There is little dispute that our government operates within constitutional parameters when it limits its collection and use of only the above categories of communications.
However, here is the point of constitutional friction: In using its Section 702 powers, the government has been scooping up vast troves of “incidental” communications on U.S. citizens within the United States. These people have no known connection to terrorism or criminal activity. Such information normally would require a warrant in order to be used in government investigations and prosecutions.
The vast majority of Americans have no idea what the NSA is or what it really does. As result, there a common perception that the entire dispute over Section 702 is an esoteric issue of no immediate concern to most Americans.
This mistaken perception puts those who advocate for reasonable limits on the NSA’s power at a distinct disadvantage in arguing for reform.
Those favoring the status quo are quick to label anyone who advocates for constitutional limitations on Section 702 as working against the ability of the government to protect the nation against acts of terrorism. That’s a difficult charge to rebut in a world where terrorist attacks have been far too common in the years since the Sept.11, 2001mass murders by terrorists in our country.
In a small victory five years ago for advocates of limiting the federal government’s power to electronically surveil and – more importantly — use the information under Section 702, the provision was set to expire on Dec. 31 this year.

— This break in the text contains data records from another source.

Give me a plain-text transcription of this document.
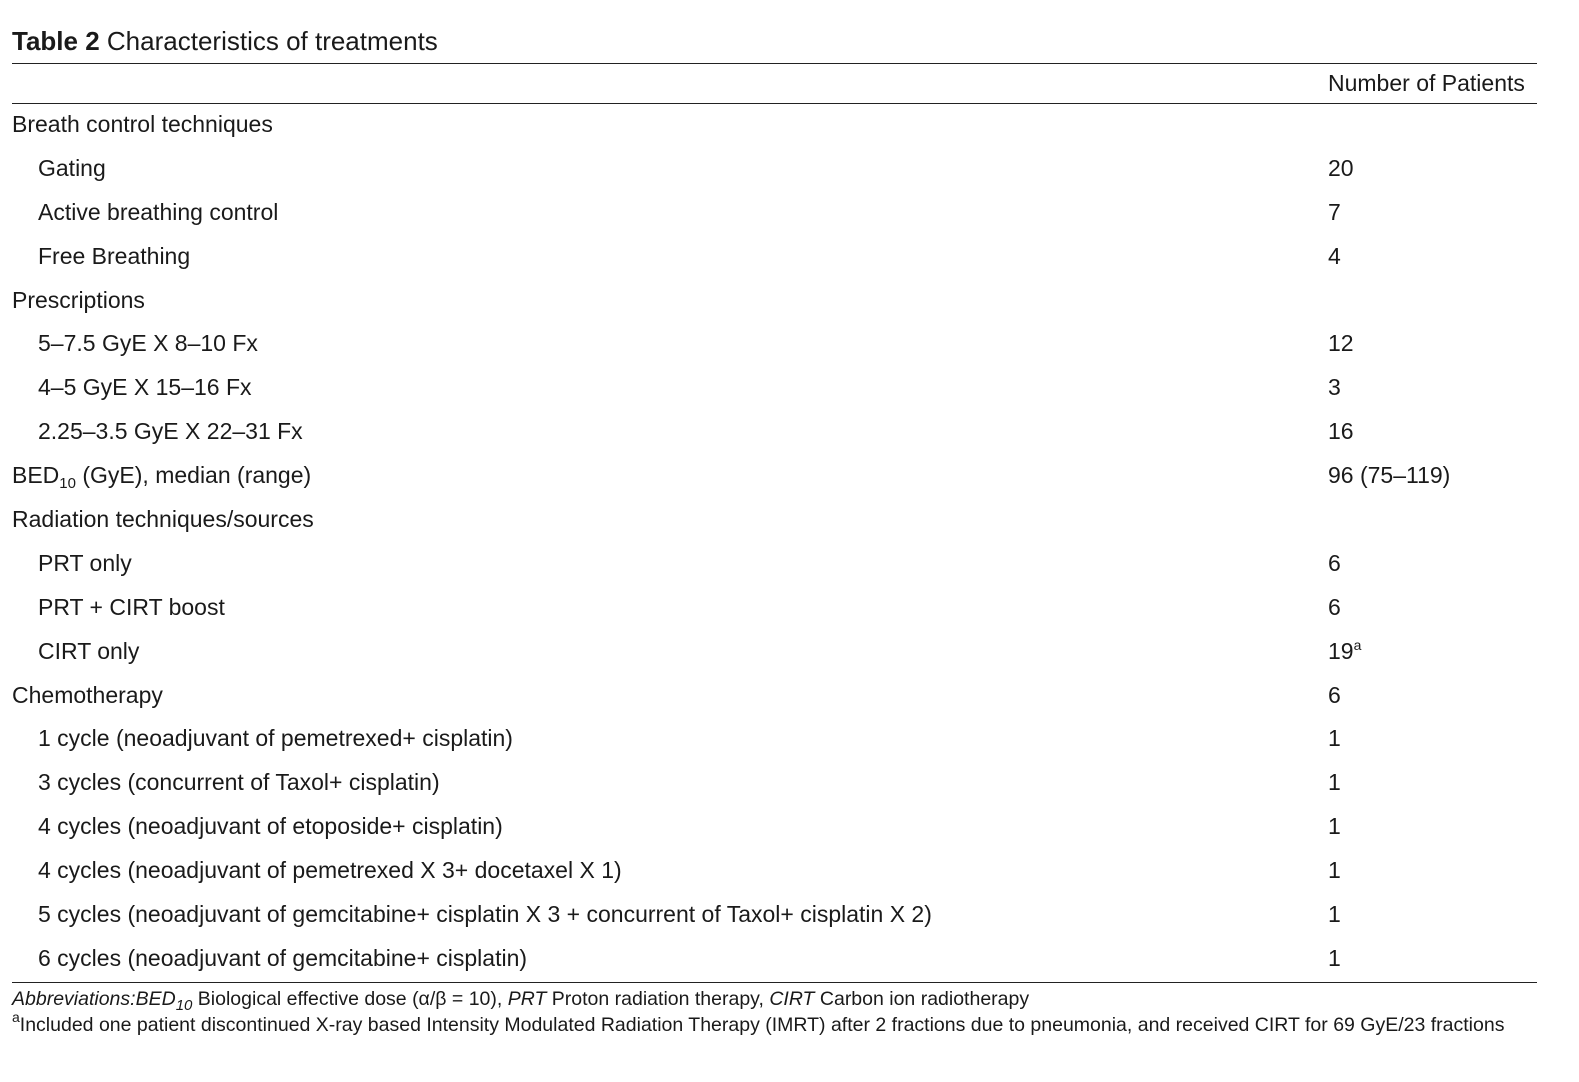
Table 2 Characteristics of treatments
Number of Patients
Breath control techniques
Gating	20
Active breathing control	7
Free Breathing	4
Prescriptions
5–7.5 GyE X 8–10 Fx	12
4–5 GyE X 15–16 Fx	3
2.25–3.5 GyE X 22–31 Fx	16
$BED_{10}$ (GyE), median (range)	96 (75–119)
Radiation techniques/sources
PRT only	6
PRT + CIRT boost	6
CIRT only	19$^a$
Chemotherapy	6
1 cycle (neoadjuvant of pemetrexed+ cisplatin)	1
3 cycles (concurrent of Taxol+ cisplatin)	1
4 cycles (neoadjuvant of etoposide+ cisplatin)	1
4 cycles (neoadjuvant of pemetrexed X 3+ docetaxel X 1)	1
5 cycles (neoadjuvant of gemcitabine+ cisplatin X 3 + concurrent of Taxol+ cisplatin X 2)	1
6 cycles (neoadjuvant of gemcitabine+ cisplatin)	1
$Abbreviations:BED_{10}$ Biological effective dose (α/β = 10), PRT Proton radiation therapy, CIRT Carbon ion radiotherapy
$^a$Included one patient discontinued X-ray based Intensity Modulated Radiation Therapy (IMRT) after 2 fractions due to pneumonia, and received CIRT for 69 GyE/23 fractions
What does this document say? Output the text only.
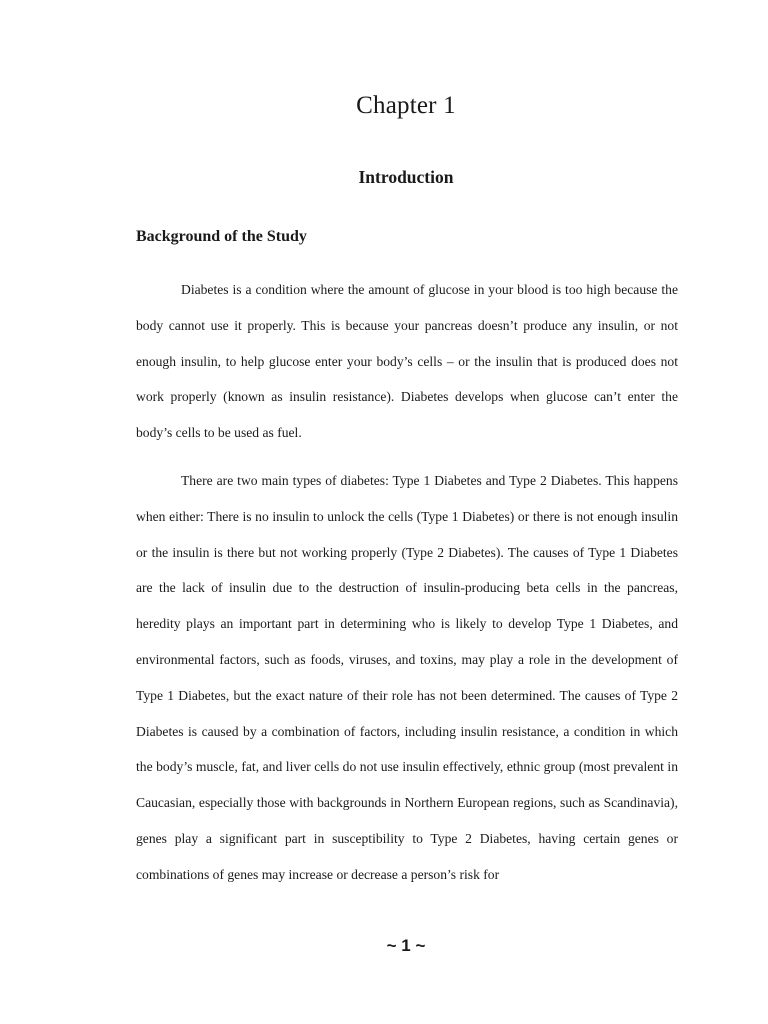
Chapter 1
Introduction
Background of the Study

Diabetes is a condition where the amount of glucose in your blood is too high because the body cannot use it properly. This is because your pancreas doesn’t produce any insulin, or not enough insulin, to help glucose enter your body’s cells – or the insulin that is produced does not work properly (known as insulin resistance). Diabetes develops when glucose can’t enter the body’s cells to be used as fuel.

There are two main types of diabetes: Type 1 Diabetes and Type 2 Diabetes. This happens when either: There is no insulin to unlock the cells (Type 1 Diabetes) or there is not enough insulin or the insulin is there but not working properly (Type 2 Diabetes). The causes of Type 1 Diabetes are the lack of insulin due to the destruction of insulin-producing beta cells in the pancreas, heredity plays an important part in determining who is likely to develop Type 1 Diabetes, and environmental factors, such as foods, viruses, and toxins, may play a role in the development of Type 1 Diabetes, but the exact nature of their role has not been determined. The causes of Type 2 Diabetes is caused by a combination of factors, including insulin resistance, a condition in which the body’s muscle, fat, and liver cells do not use insulin effectively, ethnic group (most prevalent in Caucasian, especially those with backgrounds in Northern European regions, such as Scandinavia), genes play a significant part in susceptibility to Type 2 Diabetes, having certain genes or combinations of genes may increase or decrease a person’s risk for

~ 1 ~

In the past few weeks, the same bipartisan cadre of advocates has been able to stop the Trump administration and its congressional advocates from extending Section 702 indefinitely or for several more years at least until mid-January. That’s is something of a victory in itself.
But as the Section 702 expiration deadline approaches, the Trump administration is pulling out all the stops in its effort to continue collecting communications of American citizens who have no connection to terrorism or criminal activity.
The private communications of these Americans are vulnerable to snooping simply because they may contain a certain word or term that appeared in or “about” a communication by a targeted foreign person.
Government lawyers are even arguing that a procedural ruling issued earlier this year by the secret federal court that considers FISA matters overrides any deadline set in legislation by Congress. They claim this would permit NSA to continue the program at least until April 2018.
But the argument that is designed to keep Section 702 alive until April has a shaky legal underpinning. And in making it, the Trump administration is essentially thumbing its nose at the right of the Congress to legislate an end to a power it previously authorized. However, the extra time offered by such an interpretation may work to the advantage of those who support reasonable limitations on Section 702.
None of those leading the push for reforms that would bring Section 702 surveillance collection within the ambit of the Fourth Amendment are advocating for the outright repeal of the section. And none oppose including in the law limited circumstances in which the government is permitted to intercept and access certain communications of Americans without a warrant.
Importantly, however, the reformers insist that the “default” position in such collection involving American citizens must be a judicial warrant.
Absent such a requirement, the Fourth Amendment to our Constitution – so strongly advocated for by our country’s Founding Fathers two-and-a-quarter centuries ago as a check on government power – will have been rendered impotent. It will be a victim of the federal government’s insatiable 21st century appetite for information it says it must have in order to “protect” us.